Hoyio se demanda ce qu'il faisait ici, mais bien vite ses souvenirs lui revinrent. Il se remémora la journée de la veille, de son départ du palais de Nafuku pour aller dans le village de Kotān, jusqu'à sa nuit passée dans la forêt, alors que tout ce qu'il aurait aimé de toute la journée était d'avoir du repos, un repas et du réconfort. Après leur discussion dans le sanctuaire, le vieil Osawashi l'avait enfin conduit chez lui, emportant avec lui du sanctuaire toutes les armes, dont celles qu'il avait offertes à Hoyio, et lui avait préparé un lit, dans lequel Hoyio s'était effondré et s'était instantanément endormi.
Hoyio vit que, pendant son sommeil, quelqu'un avait pris le soin de déposer son kimono, qui avait eu le temps de sécher durant la nuit. Hoyio sortit de son lit et s'en vêtit. Puis il ouvrit silencieusement la porte de la chambre, sans faire de bruit pour ne pas réveiller la maison au cas où ses habitants dormaient encore.

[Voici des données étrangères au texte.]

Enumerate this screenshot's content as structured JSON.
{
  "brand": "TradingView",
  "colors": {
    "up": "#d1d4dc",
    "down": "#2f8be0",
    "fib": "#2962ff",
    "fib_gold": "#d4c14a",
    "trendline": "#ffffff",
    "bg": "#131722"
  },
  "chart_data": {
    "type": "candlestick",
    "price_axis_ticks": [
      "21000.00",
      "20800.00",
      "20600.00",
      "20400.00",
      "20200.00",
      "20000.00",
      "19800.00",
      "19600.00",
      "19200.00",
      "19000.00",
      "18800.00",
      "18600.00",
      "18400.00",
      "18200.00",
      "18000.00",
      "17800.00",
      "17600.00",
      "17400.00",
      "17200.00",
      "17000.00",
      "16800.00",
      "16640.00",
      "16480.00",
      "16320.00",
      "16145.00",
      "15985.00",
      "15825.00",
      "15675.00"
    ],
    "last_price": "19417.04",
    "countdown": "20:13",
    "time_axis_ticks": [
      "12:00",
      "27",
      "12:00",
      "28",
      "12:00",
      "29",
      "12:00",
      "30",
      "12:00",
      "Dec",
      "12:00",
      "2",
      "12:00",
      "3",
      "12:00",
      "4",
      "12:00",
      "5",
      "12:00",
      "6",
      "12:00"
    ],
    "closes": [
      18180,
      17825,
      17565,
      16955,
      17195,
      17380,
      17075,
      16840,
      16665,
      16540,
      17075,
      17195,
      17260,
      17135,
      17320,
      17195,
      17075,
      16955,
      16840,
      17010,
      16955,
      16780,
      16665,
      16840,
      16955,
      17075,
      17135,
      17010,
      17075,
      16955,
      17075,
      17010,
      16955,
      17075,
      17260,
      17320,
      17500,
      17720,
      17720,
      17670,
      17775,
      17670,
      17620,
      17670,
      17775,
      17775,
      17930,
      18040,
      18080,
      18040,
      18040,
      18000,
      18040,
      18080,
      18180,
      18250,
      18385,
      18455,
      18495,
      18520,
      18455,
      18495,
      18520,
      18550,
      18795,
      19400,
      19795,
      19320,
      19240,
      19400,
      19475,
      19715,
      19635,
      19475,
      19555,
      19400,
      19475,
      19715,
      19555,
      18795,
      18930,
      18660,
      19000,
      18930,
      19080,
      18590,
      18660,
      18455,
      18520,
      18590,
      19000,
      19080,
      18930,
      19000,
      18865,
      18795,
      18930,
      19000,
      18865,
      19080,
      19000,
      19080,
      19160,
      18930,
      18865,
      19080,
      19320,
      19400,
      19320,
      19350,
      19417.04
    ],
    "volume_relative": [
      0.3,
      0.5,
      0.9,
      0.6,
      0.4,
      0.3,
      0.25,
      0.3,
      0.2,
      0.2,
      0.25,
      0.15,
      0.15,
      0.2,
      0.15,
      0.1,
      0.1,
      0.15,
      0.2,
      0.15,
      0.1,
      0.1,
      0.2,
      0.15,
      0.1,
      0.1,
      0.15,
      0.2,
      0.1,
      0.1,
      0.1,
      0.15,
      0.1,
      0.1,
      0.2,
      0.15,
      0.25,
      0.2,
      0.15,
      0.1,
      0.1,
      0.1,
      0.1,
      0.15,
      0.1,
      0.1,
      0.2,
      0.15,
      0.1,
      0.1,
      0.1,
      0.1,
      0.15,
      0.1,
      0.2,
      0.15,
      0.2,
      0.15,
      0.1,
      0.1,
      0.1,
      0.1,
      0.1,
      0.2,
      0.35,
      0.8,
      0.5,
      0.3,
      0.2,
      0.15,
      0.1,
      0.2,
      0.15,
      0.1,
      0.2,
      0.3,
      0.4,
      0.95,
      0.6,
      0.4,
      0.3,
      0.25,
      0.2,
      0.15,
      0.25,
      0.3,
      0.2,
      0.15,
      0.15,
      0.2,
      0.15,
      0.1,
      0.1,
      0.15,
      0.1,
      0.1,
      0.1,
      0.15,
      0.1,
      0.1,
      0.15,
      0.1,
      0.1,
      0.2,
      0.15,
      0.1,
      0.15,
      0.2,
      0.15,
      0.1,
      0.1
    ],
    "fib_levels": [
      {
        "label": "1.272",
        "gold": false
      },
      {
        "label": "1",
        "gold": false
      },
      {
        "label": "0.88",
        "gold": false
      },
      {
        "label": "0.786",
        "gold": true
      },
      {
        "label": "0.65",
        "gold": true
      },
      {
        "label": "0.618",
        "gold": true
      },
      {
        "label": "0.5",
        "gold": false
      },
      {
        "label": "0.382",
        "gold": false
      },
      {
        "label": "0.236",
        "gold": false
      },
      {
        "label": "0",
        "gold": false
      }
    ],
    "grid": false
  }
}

La maison ne dormait pas, car Hoyio entendait des voix d'hommes. Ils parlaient de la mort de Mutsu Hiroboshi. Et à la mention du nom de son ancien maître, Hoyio se rémunéra la gravité de sa situation actuelle. Il était désormais sans tuteur et un vieil homme qu'il avait suivi en pleine nuit dans la forêt avait voulu le convaincre de l'accompagner sur les routes hors de Nafuku. Hoyio aurait souhaité que la journée précédente n'ait été qu'un songe, et qu'il se soit réveillé une fois de plus dans l'atelier de son maître au cœur du palais du daimyō, en ville, dans le lit confortable qui avait été le sien depuis toujours.
Il cessa brusquement ses lamentations lorsqu'il entendit son nom :
« Et pour la mort de l'enfant, le petit Hoyio Shintekka ? »
Cette voix, suave et grave, était celle du vieil Osawashi qu'il avait rencontré la veille. Une autre voix, inconnue d'Hoyio, répondit à la première :
— Rien de plus facile. Vous avez trouvé le corps avec son tuteur Mutsu, et vous l'avez incinéré en même temps que le notaire.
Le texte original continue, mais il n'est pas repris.